La pandémie a accéléré la lutte entre les États-Unis et la Chine, une bataille commerciale et technologique pour le contrôle des marchés émergents qui a touché l'Amérique latine

Faire un bras de fer pour un nouveau monde  

AFP/NICOLAS ASFOURI - Le président américain Donald Trump avec le président chinois Xi Jinping 

Contenir l'essor de la Chine était l'une des obsessions du président américain sortant Donald Trump, dont les politiques protectionnistes devront être calibrées par son successeur, Joe Biden, alors que Pékin avance dans sa campagne pour étendre ses réseaux d'influence, en particulier dans les pays en développement.  

Si Biden peut coopérer avec la Chine sur des fronts abandonnés par Trump comme la lutte contre la crise climatique ou la non-prolifération nucléaire, il est peu probable qu'il se contente de mettre en veilleuse la guerre commerciale que son prédécesseur a commencée il y a plus de deux ans.  

Au cœur de la tension entre les deux puissances, il y a aussi une bataille pour la supériorité technologique, avec une Chine en plein essor et des États-Unis plongés dans une "crise existentielle" en raison de l'obligation de partager le gâteau avec le géant asiatique, s'accordent les experts consultés par l'Efe.  

Des stratégies opposées  

Ce qui est certain, c'est que la Chine ne s'écartera pas d'un pouce de sa stratégie, qui consiste à rechercher une position dominante sur les marchés internationaux. Parmi ses objectifs, importer tout ce dont il a besoin - c'est un pays relativement pauvre en ressources naturelles - et exporter les excédents qu'il ne peut plus absorber. 

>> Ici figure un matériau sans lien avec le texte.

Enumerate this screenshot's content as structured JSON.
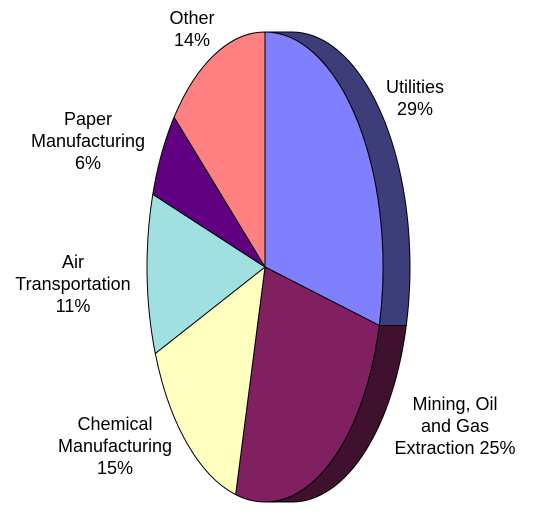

Et leurs tactiques en Asie et dans le Pacifique, y compris en Amérique latine, fonctionnent. "C'est la Chine qui met de nouvelles idées sur la table, c'est la Chine qui mène le débat. Les États-Unis, plus que toute autre chose, réagissent", résume Robert Daly, qui dirige l'Institut Kissinger sur la Chine et les États-Unis au Centre Wilson.  

Les punitions et les menaces ont été les principales armes de Washington à l'époque des Trump, avec de puissants droits de douane sur les produits chinois, de sévères accusations contre Pékin concernant l'impact de COVID-19, et une campagne agressive sur les marchés émergents pour ne pas négocier avec la Chine, en particulier dans le cas des réseaux 5G.  

"Le problème est que (aux États-Unis) nous nous sommes plaints, nous n'avons pas gagné. Nous n'avons pas proposé d'options (alternatives aux pays émergents), en fait, nous disons simplement à tout le monde : ne jouez pas avec les Chinois, car ils sont mauvais. Ce n'est pas suffisant", explique M.Daly.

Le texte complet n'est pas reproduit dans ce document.